Cosmo looked at him in silence for a time. “It was very bold talk if that is what the man really said,” he remarked. “Especially as the place is so public as you say it is.”

“Absolutely open to the street, sir; and that same Swiss fellow had told me just before that the town was full of spies and what they call sbirri that came from Turin with the King. The King is staying at the Palace, sir. They are expecting the Queen of Sardinia to arrive any day. You didn’t know, sir? They say she will come in an English man-of-war. That old cobbler was very abusive about the King of Piedmont too. Surely talk like that can’t be safe anywhere.”

Spire paused suddenly and Cosmo Latham turned his back to the fire.

“Well, and what happened?” he asked with a smile.

“You could have heard a pin drop,” said Spire in equable tones, “till that Signor Cantelucci — that’s the padrone of this inn, sir ... “

“The man who lighted me up?” said Cosmo.

“Yes, sir. ... I didn’t know he was in the room till suddenly he spoke behind my back telling one of the scullions that was there to give the man a glass of wine. And what the old fellow must do but raise it above his head and shout a toast to the Destructor of the Austrians before he tossed it down his throat. I was quite astonished, but Signor Cantelucci never turned a hair. He offered his snuffbox to that doctor’s courier and myself and shrugged his shoulders. ‘It was only Pietro,’ he said, ‘ a little mad’ — he tapped his forehead, you know, sir. The doctor’s courier sat there grinning. I got suddenly uneasy about you, sir, and went out to the front door to see whether you were coming. It’s very different from what it was thirty years ago. There was no talk in Italy of cutting foreigners’ throats when Sir Charles and I were here. It was quite a startling experience.”

Cosmo nodded. “You seem impressed, Spire. Well, 1 too had an experience, just as the sun was setting.”

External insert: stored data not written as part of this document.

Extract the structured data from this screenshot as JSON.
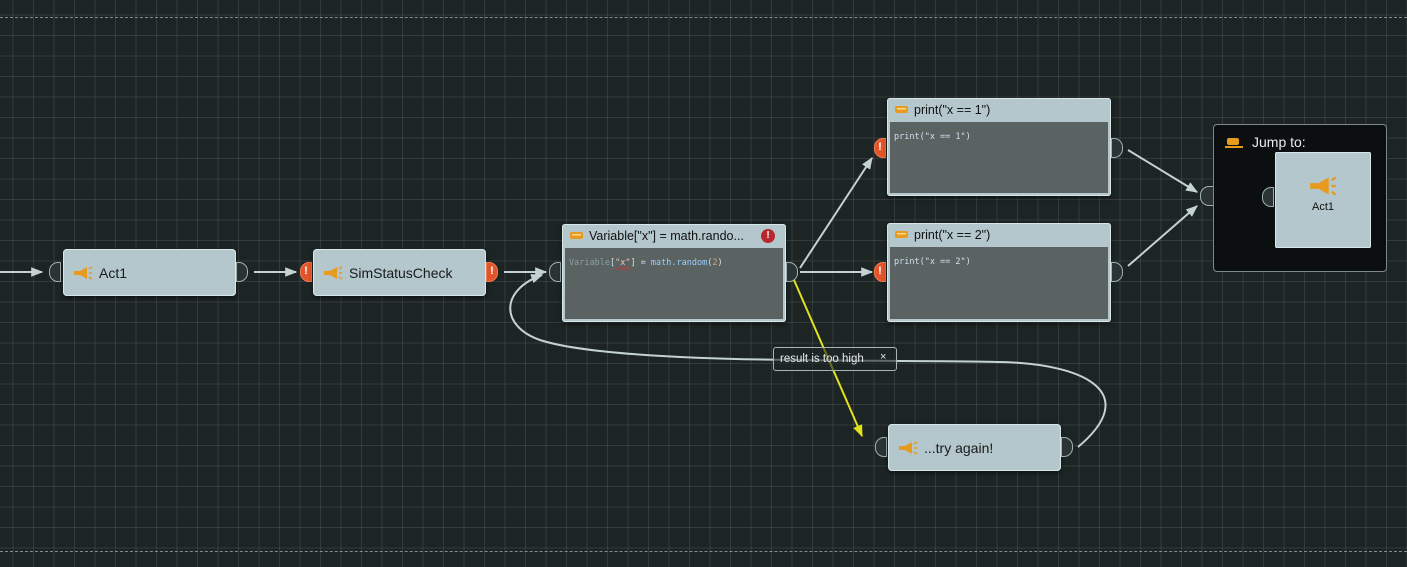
{
  "nodes": {
    "act1": {
      "label": "Act1"
    },
    "sim_status": {
      "label": "SimStatusCheck"
    },
    "variable": {
      "title": "Variable[\"x\"] = math.rando...",
      "code_var": "Variable",
      "code_br1": "[",
      "code_key": "\"x\"",
      "code_rest": "] = ",
      "code_fn": "math.random",
      "code_arg": "(",
      "code_num": "2",
      "code_end": ")"
    },
    "print1": {
      "title": "print(\"x == 1\")",
      "code": "print(\"x == 1\")"
    },
    "print2": {
      "title": "print(\"x == 2\")",
      "code": "print(\"x == 2\")"
    },
    "try_again": {
      "label": "...try again!"
    },
    "jump": {
      "title": "Jump to:",
      "target": "Act1"
    }
  },
  "condition": {
    "label": "result is too high",
    "close": "×"
  },
  "error_mark": "!",
  "warning_mark": "!",
  "colors": {
    "background": "#1c2424",
    "node": "#b4c7cc",
    "link": "#c4d2d4",
    "conditional_link": "#e2e21a",
    "error_port": "#e2552a"
  }
}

“I am sorry to hear that, sir.”

“What do you mean? Why should you be sorry?”

“I beg your pardon, sir, I thought it was something unpleasant.”

Cosmo had a little laugh. “Unpleasant? No! Not exactly, though I think it was more dangerous than yours, but if there was any madness connected with it, it had a very visible method. It was not all talk either. Yes, Spire, it was exciting.”

“I don’t know what’s come to them all. Everybody seems excited. There was not excitement in Italy thirty years ago when I was with Sir Charles and took four horses with only one helper from this very town to Florence, sir.”

Cosmo with fixed eyes did not seem to hear Spire’s complaining remark. He exclaimed: “Really it was very extraordinary,” so suddenly that Spire gave a perceptible start. He pulled himself together and asked in a purely business tone:

“Are you going to dine in your room, sir? Time is getting on.”

Cosmo’s mood too seemed to have changed completely.

“I don’t know. I am not hungry. I want you to move one of those screens here near the fire and place a table and chair there. I will do some correspondence to-night. Yes, I will have my dinner here, I think.”

“I will go down and order it, sir,” said Spire. “The cook here is a Frenchman who married a native and…”

“Who on earth is swearing like this outside?” exclaimed Cosmo, while Spire’s face also expressed astonishment at the loud burst of voices coming along the corridor, one angry, the other argumentative, in a crescendo of scolding and expostulation which, passing the door at its highest, died away into a confused murmur in the distance of the long corridor.

“That was an English voice,” said Cosmo. “I mean the angry one.”

“I should think it’s that English doctor from Tuscany that has been three or four days here already. He has been put on this floor.”